Overview
Analysis
Solutions
Complete
·Feb 17, 2026
The Core Insight

The sorbent structure and the flow structure don't have to be the same physical object.

  • Every current contactor treats the sorbent-containing geometry as the airflow geometry — the pellets, fibers, or monolith walls that hold the sorbent ARE the structures that define the flow channels.
  • This couples void fraction to sorbent density through a single geometric parameter.
  • But if you separate these functions — use one structure (macro-channels) for airflow and a different structure (thin sorbent coatings on those channel walls) for CO₂ capture — you can independently optimize each.
  • The macro-void fraction controls ΔP; the micro-scale sorbent thickness controls diffusion path length and capacity.
  • The Ergun equation still governs the macro-channels, but now ε is set by channel geometry, not by sorbent packing density.
Viability
Solvable with Effort
  • All five targets are individually achievable with proven physics; the challenge is simultaneous integration in a single architecture at the cost target, which requires the hierarchical decoupling of flow and sorbent geometry validated here.
Key Decision

If you prioritize speed to a working prototype and operational learning, start with the desiccant wheel swap (sol-support-1) in parallel with sorbent sheet development. If you prioritize meeting all five targets in a single architecture, invest in the cross-corrugated sheet contactor (sol-primary). If your deployment model is centralized at >1,000 tCO₂/yr, the Ljungström rotary (innov-recommended) should be your 18–36 month moonshot.

Solution Paths
01NEEDS VALIDATION

Cross-Corrugated Sorbent Sheet Contactor

Slot-die coat PEI-silica onto Al foil, corrugate, cross-stack — 40–120 Pa ΔP, 0.84–1.27 kgCO₂/m³/hr, $100–250/m³ structure cost. Blocking question: coating adhesion under 10,000+ TVSA cycles.

02NEEDS DEVELOPMENT

Ljungström-Derived Rotary DAC Contactor

Adapt 100-year-proven rotary preheater architecture with sorbent sheet packing and atmospheric steam regeneration — eliminates vacuum sealing, enables continuous operation, but requires Howden/Balcke-Dürr partnership and $3–10M pilot investment.

Recommendation

If this were my project, I'd start two parallel tracks this week and spend less than $10K in the first month. Track 1 is the slurry formulation test — order the materials (SBA-15, PEI, CMC, SBR, Al foil), mix the slurry, measure viscosity. This takes 1–2 weeks and costs $2–5K. If the slurry is coatable, you've unlocked the entire portfolio. If it gels, try PVA binder or the two-step approach. This is the single highest-leverage experiment in the entire program because it gates everything downstream. Track 2 is the Munters phone call. Literally call their technical sales team and ask about custom sorbent chemistry for their HCU platform. Request uncoated substrate samples. This costs nothing and could get you a working rotary DAC prototype in 6–12 months — invaluable operational data while the primary concept develops. Once the slurry works (and I'm confident it will — at least one of the three approaches), coat Al foil coupons and start TVSA cycling. This is the $30–80K, 8–12 week experiment that answers the adhesion question. Run it in parallel with corrugation trials on a few meters of coated foil. I would NOT pursue the freeze-cast concept, the avian cross-flow concept, or the resistive heating concept as standalone development tracks. The freeze-cast has a fatal ΔP problem; the avian cross-flow has a fatal sealing problem; the resistive heating has a fatal cost problem. But I'd extract the useful principles from each — the embedded heating idea from concept-6 should be integrated into the Al foil substrate design as supplementary zone heating, and the cross-flow geometry from concept-9 is already captured by the cross-corrugation.

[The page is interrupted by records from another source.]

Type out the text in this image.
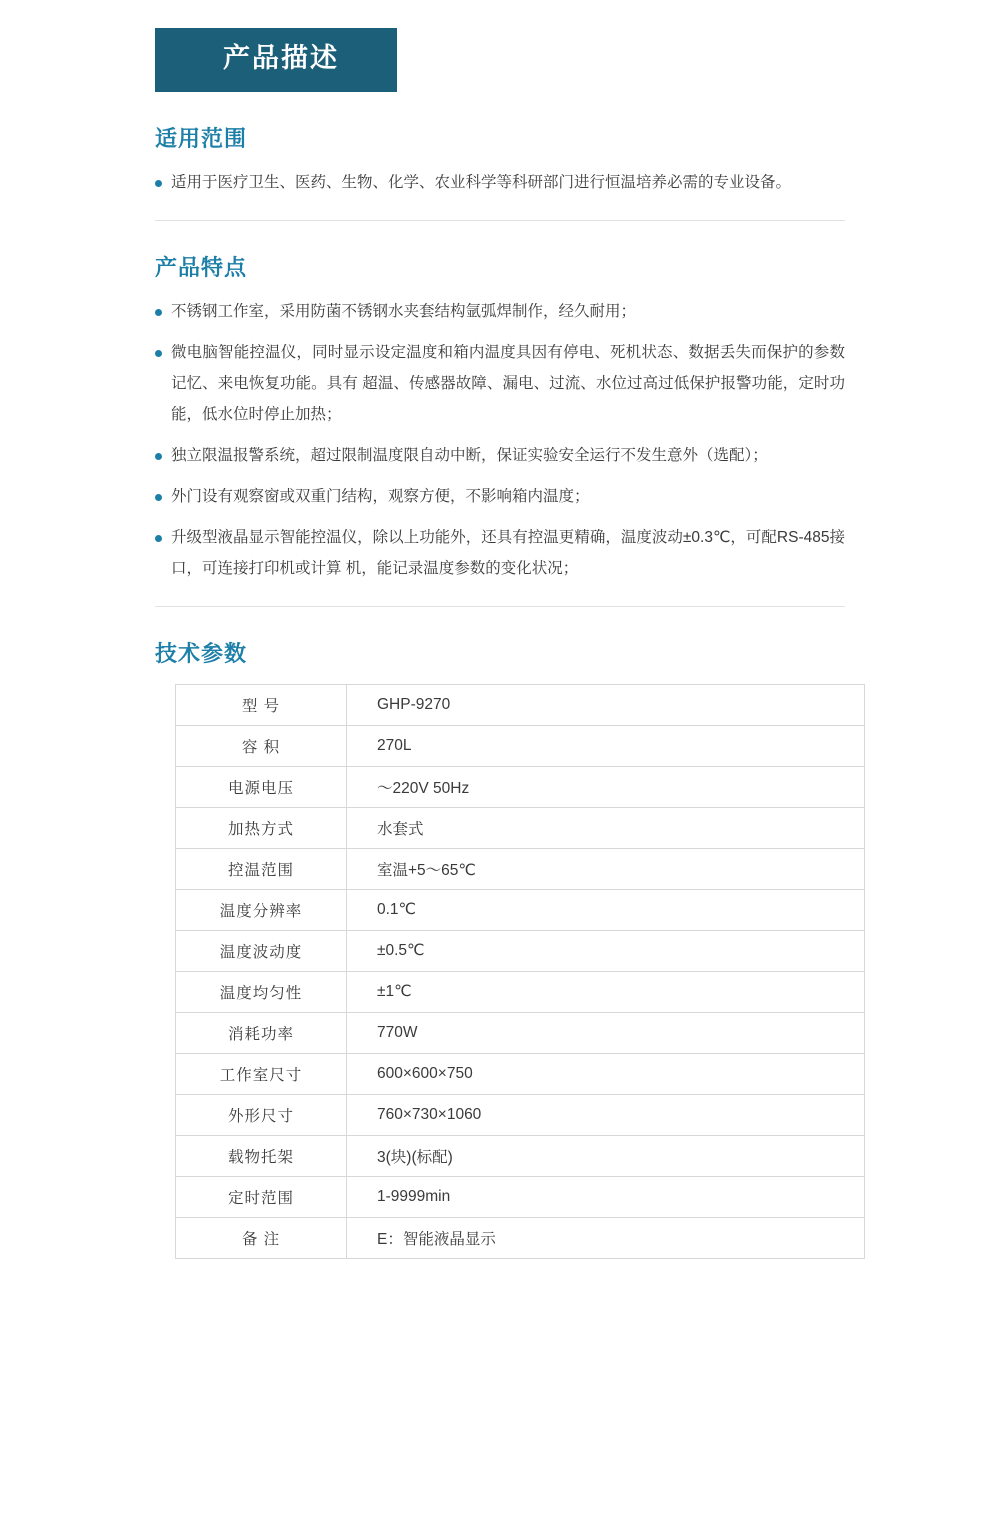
产品描述
适用范围
适用于医疗卫生、医药、生物、化学、农业科学等科研部门进行恒温培养必需的专业设备。
产品特点
不锈钢工作室，采用防菌不锈钢水夹套结构氩弧焊制作，经久耐用；
微电脑智能控温仪，同时显示设定温度和箱内温度具因有停电、死机状态、数据丢失而保护的参数记忆、来电恢复功能。具有 超温、传感器故障、漏电、过流、水位过高过低保护报警功能，定时功能，低水位时停止加热；
独立限温报警系统，超过限制温度限自动中断，保证实验安全运行不发生意外（选配）；
外门设有观察窗或双重门结构，观察方便，不影响箱内温度；
升级型液晶显示智能控温仪，除以上功能外，还具有控温更精确，温度波动±0.3℃，可配RS-485接口，可连接打印机或计算 机，能记录温度参数的变化状况；
技术参数
型 号	GHP-9270
容 积	270L
电源电压	～220V 50Hz
加热方式	水套式
控温范围	室温+5～65℃
温度分辨率	0.1℃
温度波动度	±0.5℃
温度均匀性	±1℃
消耗功率	770W
工作室尺寸	600×600×750
外形尺寸	760×730×1060
载物托架	3(块)(标配)
定时范围	1-9999min
备 注	E：智能液晶显示
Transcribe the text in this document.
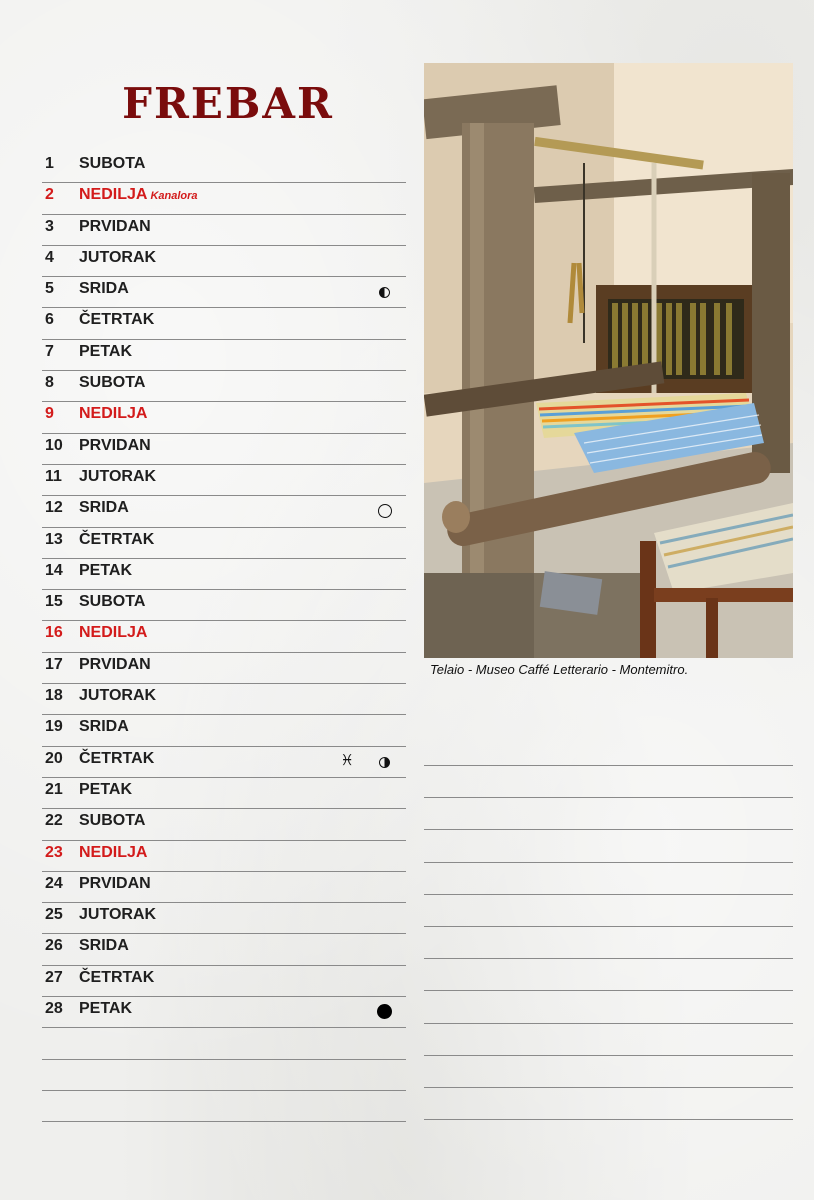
FREBAR
1 SUBOTA
2 NEDILJA Kanalora
3 PRVIDAN
4 JUTORAK
5 SRIDA
6 ČETRTAK
7 PETAK
8 SUBOTA
9 NEDILJA
10 PRVIDAN
11 JUTORAK
12 SRIDA
13 ČETRTAK
14 PETAK
15 SUBOTA
16 NEDILJA
17 PRVIDAN
18 JUTORAK
19 SRIDA
20 ČETRTAK	♓
21 PETAK
22 SUBOTA
23 NEDILJA
24 PRVIDAN
25 JUTORAK
26 SRIDA
27 ČETRTAK
28 PETAK
Telaio - Museo Caffé Letterario - Montemitro.
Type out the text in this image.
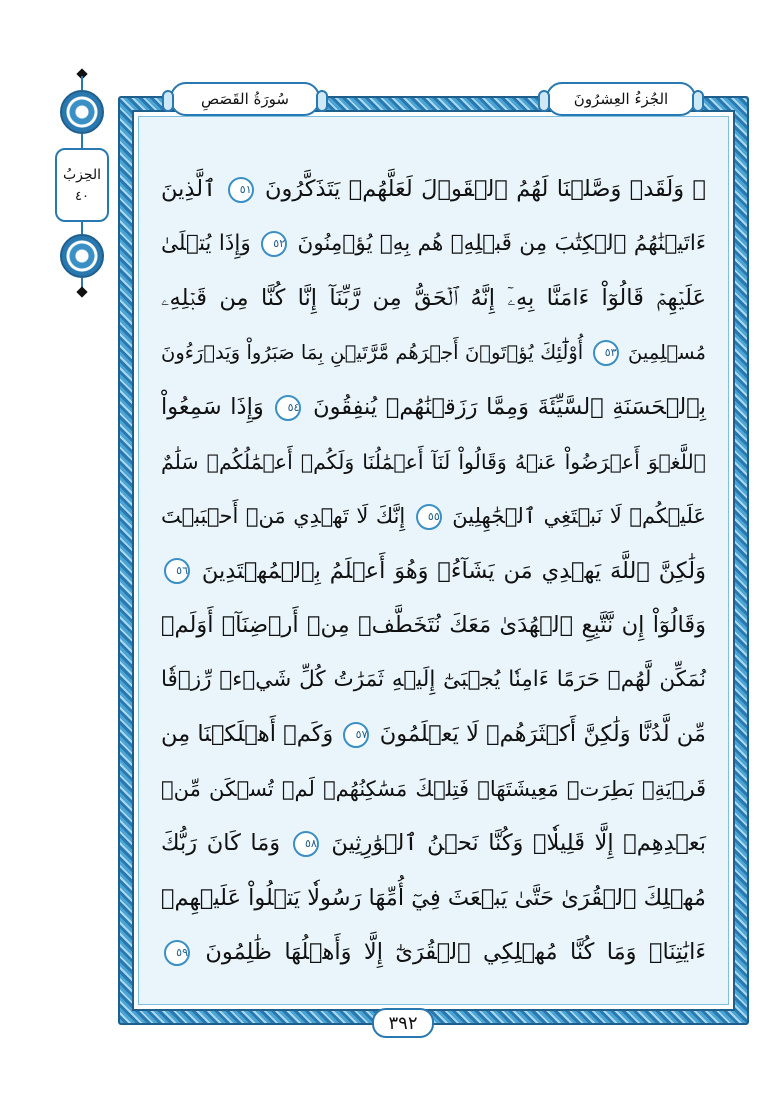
الحِزبُ
٤٠	۞ وَلَقَدۡ وَصَّلۡنَا لَهُمُ ٱلۡقَوۡلَ لَعَلَّهُمۡ يَتَذَكَّرُونَ ٥١ ٱلَّذِينَ
ءَاتَيۡنَٰهُمُ ٱلۡكِتَٰبَ مِن قَبۡلِهِۦ هُم بِهِۦ يُؤۡمِنُونَ ٥٢ وَإِذَا يُتۡلَىٰ
عَلَيۡهِمۡ قَالُوٓاْ ءَامَنَّا بِهِۦٓ إِنَّهُ ٱلۡحَقُّ مِن رَّبِّنَآ إِنَّا كُنَّا مِن قَبۡلِهِۦ
مُسۡلِمِينَ ٥٣ أُوْلَٰٓئِكَ يُؤۡتَوۡنَ أَجۡرَهُم مَّرَّتَيۡنِ بِمَا صَبَرُواْ وَيَدۡرَءُونَ
بِٱلۡحَسَنَةِ ٱلسَّيِّئَةَ وَمِمَّا رَزَقۡنَٰهُمۡ يُنفِقُونَ ٥٤ وَإِذَا سَمِعُواْ
ٱللَّغۡوَ أَعۡرَضُواْ عَنۡهُ وَقَالُواْ لَنَآ أَعۡمَٰلُنَا وَلَكُمۡ أَعۡمَٰلُكُمۡ سَلَٰمٌ
عَلَيۡكُمۡ لَا نَبۡتَغِي ٱلۡجَٰهِلِينَ ٥٥ إِنَّكَ لَا تَهۡدِي مَنۡ أَحۡبَبۡتَ
وَلَٰكِنَّ ٱللَّهَ يَهۡدِي مَن يَشَآءُۚ وَهُوَ أَعۡلَمُ بِٱلۡمُهۡتَدِينَ ٥٦
وَقَالُوٓاْ إِن نَّتَّبِعِ ٱلۡهُدَىٰ مَعَكَ نُتَخَطَّفۡ مِنۡ أَرۡضِنَآۚ أَوَلَمۡ
نُمَكِّن لَّهُمۡ حَرَمًا ءَامِنٗا يُجۡبَىٰٓ إِلَيۡهِ ثَمَرَٰتُ كُلِّ شَيۡءٖ رِّزۡقٗا
مِّن لَّدُنَّا وَلَٰكِنَّ أَكۡثَرَهُمۡ لَا يَعۡلَمُونَ ٥٧ وَكَمۡ أَهۡلَكۡنَا مِن
قَرۡيَةِۭ بَطِرَتۡ مَعِيشَتَهَاۖ فَتِلۡكَ مَسَٰكِنُهُمۡ لَمۡ تُسۡكَن مِّنۢ
بَعۡدِهِمۡ إِلَّا قَلِيلٗاۖ وَكُنَّا نَحۡنُ ٱلۡوَٰرِثِينَ ٥٨ وَمَا كَانَ رَبُّكَ
مُهۡلِكَ ٱلۡقُرَىٰ حَتَّىٰ يَبۡعَثَ فِيٓ أُمِّهَا رَسُولٗا يَتۡلُواْ عَلَيۡهِمۡ
ءَايَٰتِنَاۚ وَمَا كُنَّا مُهۡلِكِي ٱلۡقُرَىٰٓ إِلَّا وَأَهۡلُهَا ظَٰلِمُونَ ٥٩
سُورَةُ القَصَصِ	الجُزءُ العِشرُونَ
٣٩٢
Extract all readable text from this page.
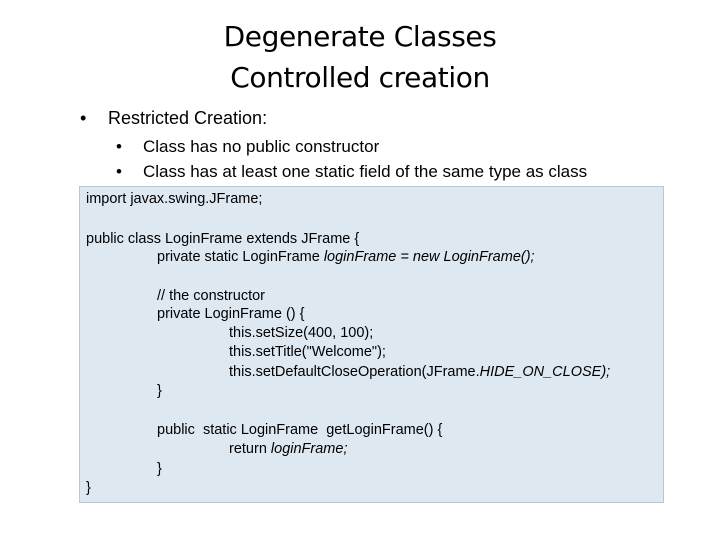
Degenerate Classes
Controlled creation
• Restricted Creation:
• Class has no public constructor
• Class has at least one static field of the same type as class
import javax.swing.JFrame;
public class LoginFrame extends JFrame {
private static LoginFrame loginFrame = new LoginFrame();
// the constructor
private LoginFrame () {
this.setSize(400, 100);
this.setTitle("Welcome");
this.setDefaultCloseOperation(JFrame.HIDE_ON_CLOSE);
}
public  static LoginFrame  getLoginFrame() {
return loginFrame;
}
}
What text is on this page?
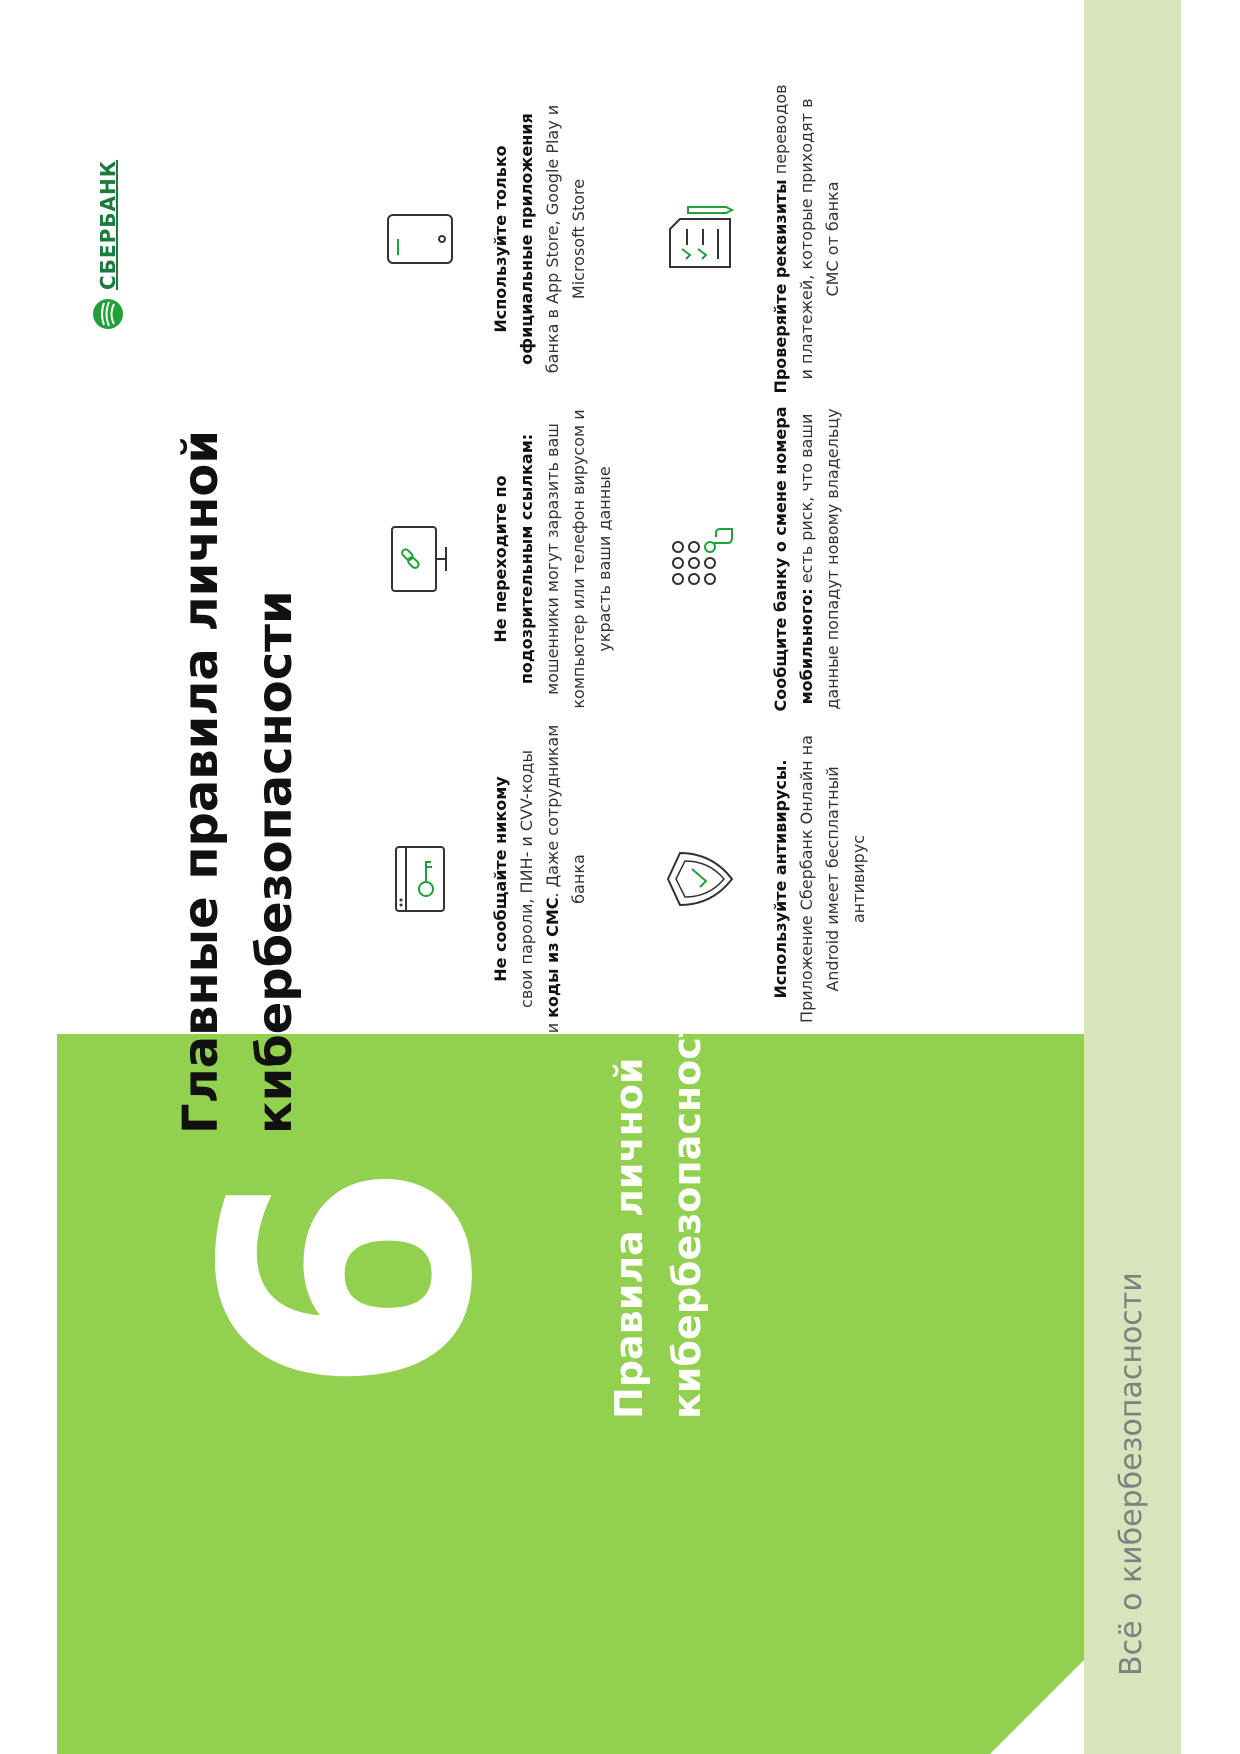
6 Правила личной кибербезопасности
Всё о кибербезопасности
Главные правила личной кибербезопасности
СБЕРБАНК
Не сообщайте никому свои пароли, ПИН- и CVV-коды
и коды из СМС. Даже сотрудникам банка
Не переходите по подозрительным ссылкам: мошенники могут заразить ваш компьютер или телефон вирусом и украсть ваши данные
Используйте только официальные приложения банка в App Store, Google Play и Microsoft Store
Используйте антивирусы. Приложение Сбербанк Онлайн на Android имеет бесплатный антивирус
Сообщите банку о смене номера мобильного: есть риск, что ваши данные попадут новому владельцу
Проверяйте реквизиты переводов и платежей, которые приходят в СМС от банка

  1. Week 1–2Order materials, mix slurry, measure viscosity ($2–5K)
  2. Week 2–4Doctor-blade coat coupons, measure initial CO₂ uptake ($5–10K)
  3. Week 4–12TVSA cycling durability test, 1,000 cycles ($20–50K)
  4. Month 1Call Munters, request substrate samples ($0)
  5. Month 3–6Toll-coat sorbent sheets at battery electrode service ($30–80K)
  6. Month 6–12Build 10 cm³ test contactor, measure ΔP and CO₂ uptake ($50–100K)

The Ljungström concept is the 18–36 month moonshot. Don't start the partnership conversation until you have validated sorbent sheet data — you need credibility before approaching Howden. But start the heat recovery analysis now (CFD modeling, $20–50K) so you have the technical brief ready when the sorbent data comes in.